Zwei Verdächtige nach Geldtransporter-Überfall angeklagt

Nachdem sie den Geldtransporter einer Firma aus Neubrandenburg in Berlin überfallen hatten, wurden nun zwei Tatverdächtige angeklagt. Sie hätten fast sieben Millionen Euro erbeutet.
dpa
Polizisten untersuchen den Geldtransporter nach dem Überfall in Berlin-Mitte. Er gehörte einer Firma aus Neubrandenburg.
Polizisten untersuchen den Geldtransporter nach dem Überfall in Berlin-Mitte. Er gehörte einer Firma aus Neubrandenburg. Bernd Von Jutrczenka
Berlin.

Rund ein halbes Jahr nach einem Überfall auf einen Geldtransporter in Berlin-Mitte hat die Staatsanwaltschaft zwei Tatverdächtige aus dem Clan-Milieu angeklagt. Einem 38-Jährigen wird schwerer Raub vorgeworfen, einem 33-Jährigen Beihilfe dazu, teilte die Staatsanwaltschaft am Freitag mit.

Der ältere Verdächtige soll demnach am 19. Oktober des Vorjahres in der Schillingstraße in Berlin-Mitte zusammen mit vier weiteren Männern den Transporter mit zwei Autos ausgebremst, gerammt und gestoppt haben. Laut Anklage wurden zunächst sieben Millionen Euro Bargeld erbeutet. Zuvor sei die Besatzung mit Schusswaffen bedroht und die Tür des Wagens mit Spezialgerät aufgebrochen worden. Der 38-Jährige soll eines der Tatautos gefahren haben.

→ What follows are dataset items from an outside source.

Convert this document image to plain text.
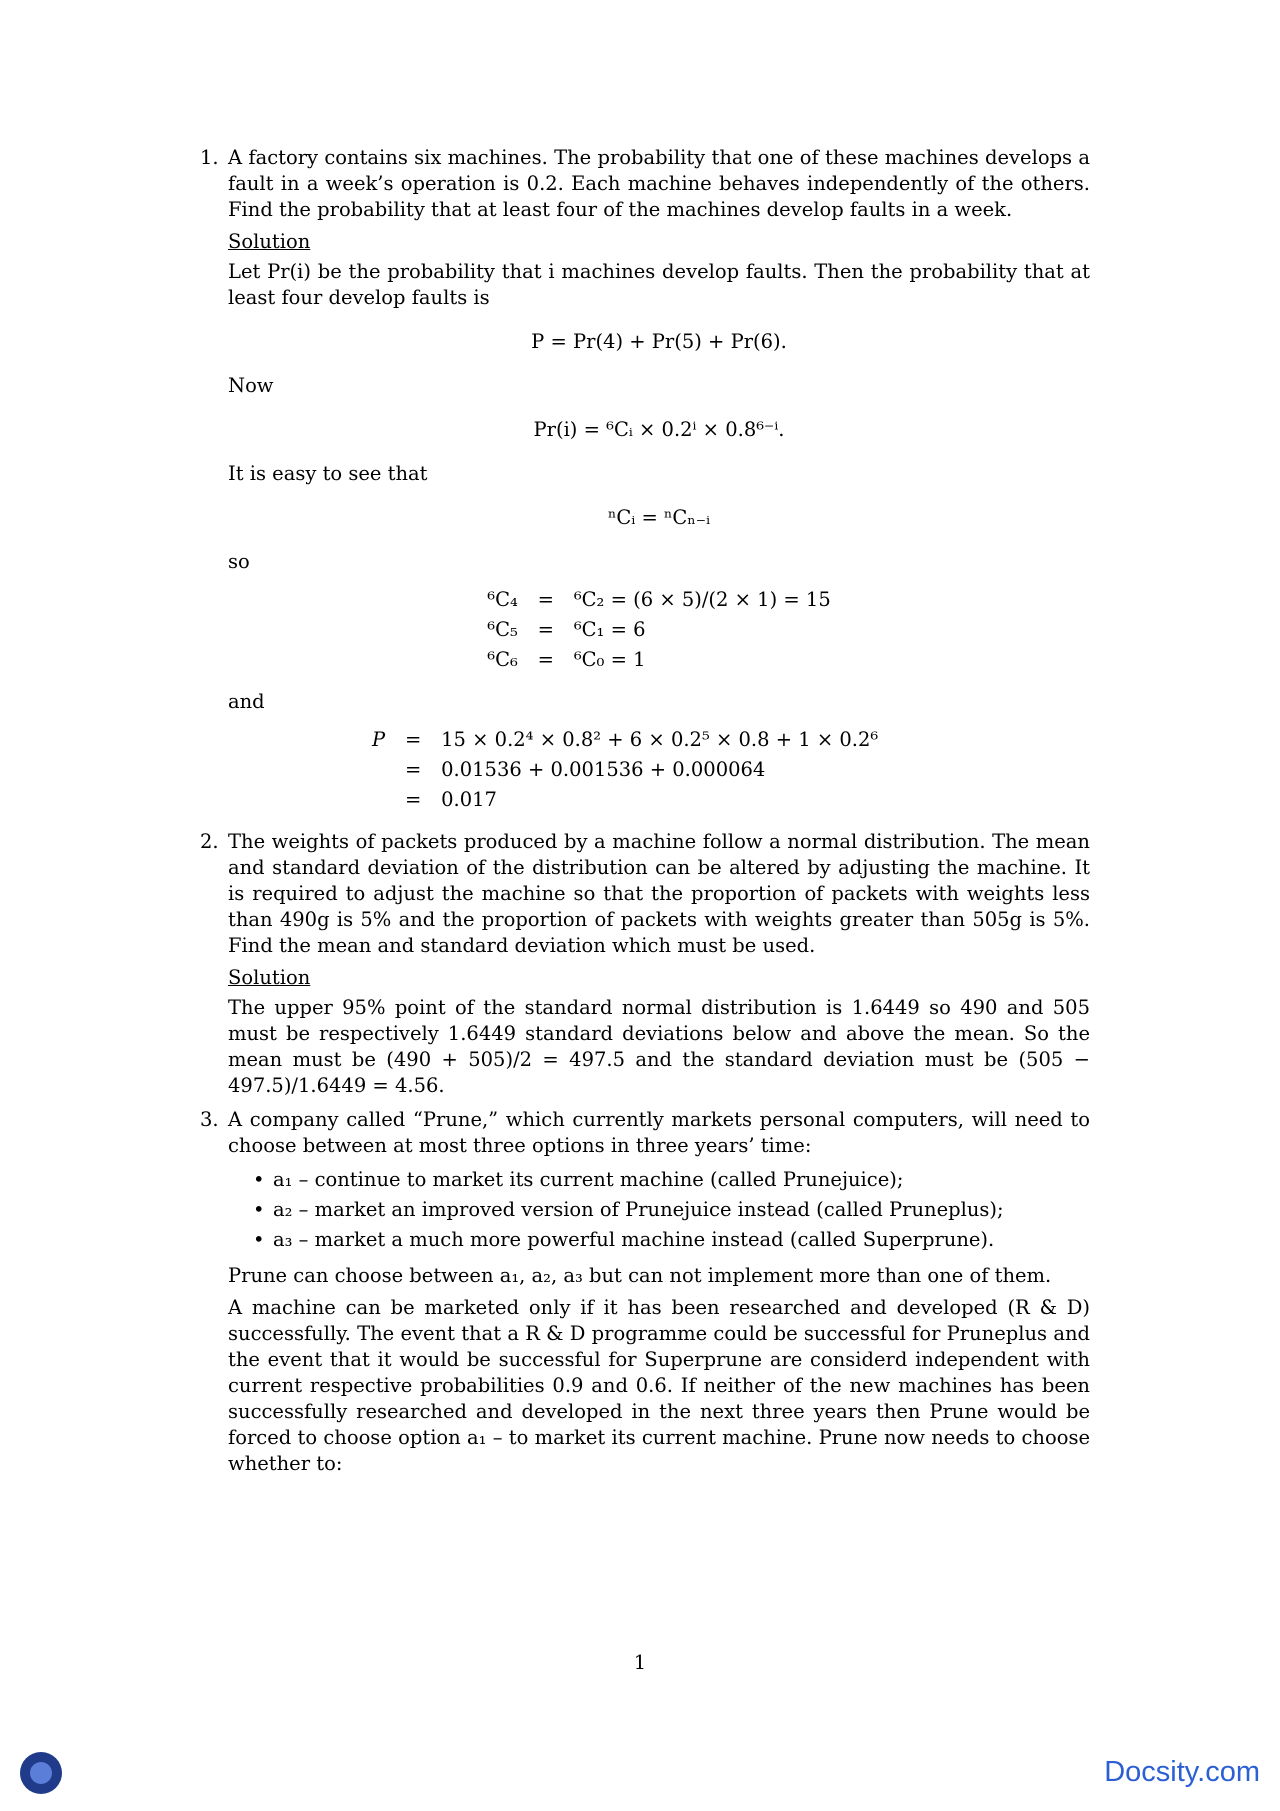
1. A factory contains six machines. The probability that one of these machines develops a fault in a week’s operation is 0.2. Each machine behaves independently of the others. Find the probability that at least four of the machines develop faults in a week.

Solution

Let Pr(i) be the probability that i machines develop faults. Then the probability that at least four develop faults is

P = Pr(4) + Pr(5) + Pr(6).

Now

Pr(i) = ⁶Cᵢ × 0.2ⁱ × 0.8⁶⁻ⁱ.

It is easy to see that

ⁿCᵢ = ⁿCₙ₋ᵢ

so

⁶C₄	=	⁶C₂ = (6 × 5)/(2 × 1) = 15
⁶C₅	=	⁶C₁ = 6
⁶C₆	=	⁶C₀ = 1

and

P	=	15 × 0.2⁴ × 0.8² + 6 × 0.2⁵ × 0.8 + 1 × 0.2⁶
	=	0.01536 + 0.001536 + 0.000064
	=	0.017
2. The weights of packets produced by a machine follow a normal distribution. The mean and standard deviation of the distribution can be altered by adjusting the machine. It is required to adjust the machine so that the proportion of packets with weights less than 490g is 5% and the proportion of packets with weights greater than 505g is 5%. Find the mean and standard deviation which must be used.

Solution

The upper 95% point of the standard normal distribution is 1.6449 so 490 and 505 must be respectively 1.6449 standard deviations below and above the mean. So the mean must be (490 + 505)/2 = 497.5 and the standard deviation must be (505 − 497.5)/1.6449 = 4.56.

3. A company called “Prune,” which currently markets personal computers, will need to choose between at most three options in three years’ time:

• a₁ – continue to market its current machine (called Prunejuice);
• a₂ – market an improved version of Prunejuice instead (called Pruneplus);
• a₃ – market a much more powerful machine instead (called Superprune).

Prune can choose between a₁, a₂, a₃ but can not implement more than one of them.

A machine can be marketed only if it has been researched and developed (R & D) successfully. The event that a R & D programme could be successful for Pruneplus and the event that it would be successful for Superprune are considerd independent with current respective probabilities 0.9 and 0.6. If neither of the new machines has been successfully researched and developed in the next three years then Prune would be forced to choose option a₁ – to market its current machine. Prune now needs to choose whether to:

1
Docsity.com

Weitere Verdächtige noch nicht gefasst

Der Coup misslang aber. Auf der Flucht, bei der auch ein Funkstreifenwagen der Polizei beschossen wurde, mussten die Räuber ihre Fahrzeuge samt Beute zurücklassen. Die Autos waren wegen der vielen Zusammenstöße nicht mehr fahrtauglich.

Der zweite Angeklagte soll Werkzeug und eines der Fahrzeuge für den Überfall besorgt haben. Beide Männer sitzen in Untersuchungshaft. Die anderen Verdächtigen sind noch nicht gefasst.

Der überfallene Geldtransporter gehörte einer Firma aus Neubrandenburg.